One of the world's leading economists said that the very structure of the Federal Reserve system is so fraught with conflicts that it's "corrupt."
Nobel laureate Joseph Stiglitz, a former chief economist at the World Bank, said that if a country had applied for World Bank aid during his tenure, with a financial regulatory system similar to the Federal Reserve's -- in which regional Feds are partly governed by the very banks they're supposed to police -- it would have raised alarms.
To Stiglitz, the core issue is that regional Fed banks, such as the New York Fed, have clear conflicts of interest -- a result of the banks being partly governed by a board of directors that includes officers of the very banks they're supposed to be overseeing.
The New York Fed, which was led by current Treasury Secretary Timothy Geithner during the time leading Wall Street firms like Citigroup, JPMorgan Chase, AIG, and Goldman Sachs were given hundreds of billions of dollars in taxpayer bailouts, presently has on its board of directors Jamie Dimon, the head of JPMorgan Chase.
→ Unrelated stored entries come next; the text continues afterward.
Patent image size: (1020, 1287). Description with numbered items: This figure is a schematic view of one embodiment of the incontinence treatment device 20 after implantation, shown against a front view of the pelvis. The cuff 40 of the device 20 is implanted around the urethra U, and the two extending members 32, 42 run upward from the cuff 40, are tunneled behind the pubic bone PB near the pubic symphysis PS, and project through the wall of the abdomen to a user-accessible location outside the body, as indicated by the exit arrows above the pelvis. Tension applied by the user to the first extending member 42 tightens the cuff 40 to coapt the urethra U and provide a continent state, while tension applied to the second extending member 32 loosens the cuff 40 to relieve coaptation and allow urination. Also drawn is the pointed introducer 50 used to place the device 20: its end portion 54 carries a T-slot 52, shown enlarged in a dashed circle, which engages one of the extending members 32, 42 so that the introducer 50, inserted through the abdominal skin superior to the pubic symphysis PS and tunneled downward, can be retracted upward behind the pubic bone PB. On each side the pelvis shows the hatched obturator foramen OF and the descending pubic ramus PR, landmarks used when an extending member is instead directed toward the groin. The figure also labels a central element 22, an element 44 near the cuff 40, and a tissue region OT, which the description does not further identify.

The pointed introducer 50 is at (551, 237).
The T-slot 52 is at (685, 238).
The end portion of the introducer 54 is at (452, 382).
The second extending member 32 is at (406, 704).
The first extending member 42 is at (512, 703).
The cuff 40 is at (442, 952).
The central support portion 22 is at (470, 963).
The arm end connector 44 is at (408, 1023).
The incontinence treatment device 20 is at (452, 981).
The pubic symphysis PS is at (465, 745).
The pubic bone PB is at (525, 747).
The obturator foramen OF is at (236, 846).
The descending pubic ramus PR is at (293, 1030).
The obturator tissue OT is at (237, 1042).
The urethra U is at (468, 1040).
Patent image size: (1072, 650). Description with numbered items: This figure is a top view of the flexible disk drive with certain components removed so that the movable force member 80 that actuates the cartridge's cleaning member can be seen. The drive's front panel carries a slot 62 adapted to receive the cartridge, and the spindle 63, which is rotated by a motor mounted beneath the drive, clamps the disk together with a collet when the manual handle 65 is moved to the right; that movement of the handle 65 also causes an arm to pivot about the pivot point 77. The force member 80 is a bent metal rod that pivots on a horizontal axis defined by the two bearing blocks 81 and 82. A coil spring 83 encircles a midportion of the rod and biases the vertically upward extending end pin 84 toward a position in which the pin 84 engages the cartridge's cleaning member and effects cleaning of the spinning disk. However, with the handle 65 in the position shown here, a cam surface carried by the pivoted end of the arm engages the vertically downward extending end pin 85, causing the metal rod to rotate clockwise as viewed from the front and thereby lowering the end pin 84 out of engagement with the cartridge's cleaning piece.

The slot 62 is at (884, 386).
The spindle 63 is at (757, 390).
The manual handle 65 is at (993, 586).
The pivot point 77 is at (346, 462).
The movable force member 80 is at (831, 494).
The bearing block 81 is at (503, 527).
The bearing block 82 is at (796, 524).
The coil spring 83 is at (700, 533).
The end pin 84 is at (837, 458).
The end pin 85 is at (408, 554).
He replaced former Citigroup chairman Sanford "Sandy" Weill.
"So, these are the guys who appointed the guy who bailed them out," Stiglitz said. "Is that a conflict of interest?" he asked rhetorically.
"The reason you talk about governance is because in a democracy you want people to have confidence," Stiglitz said. "This is a structure that will undermine confidence in a democracy."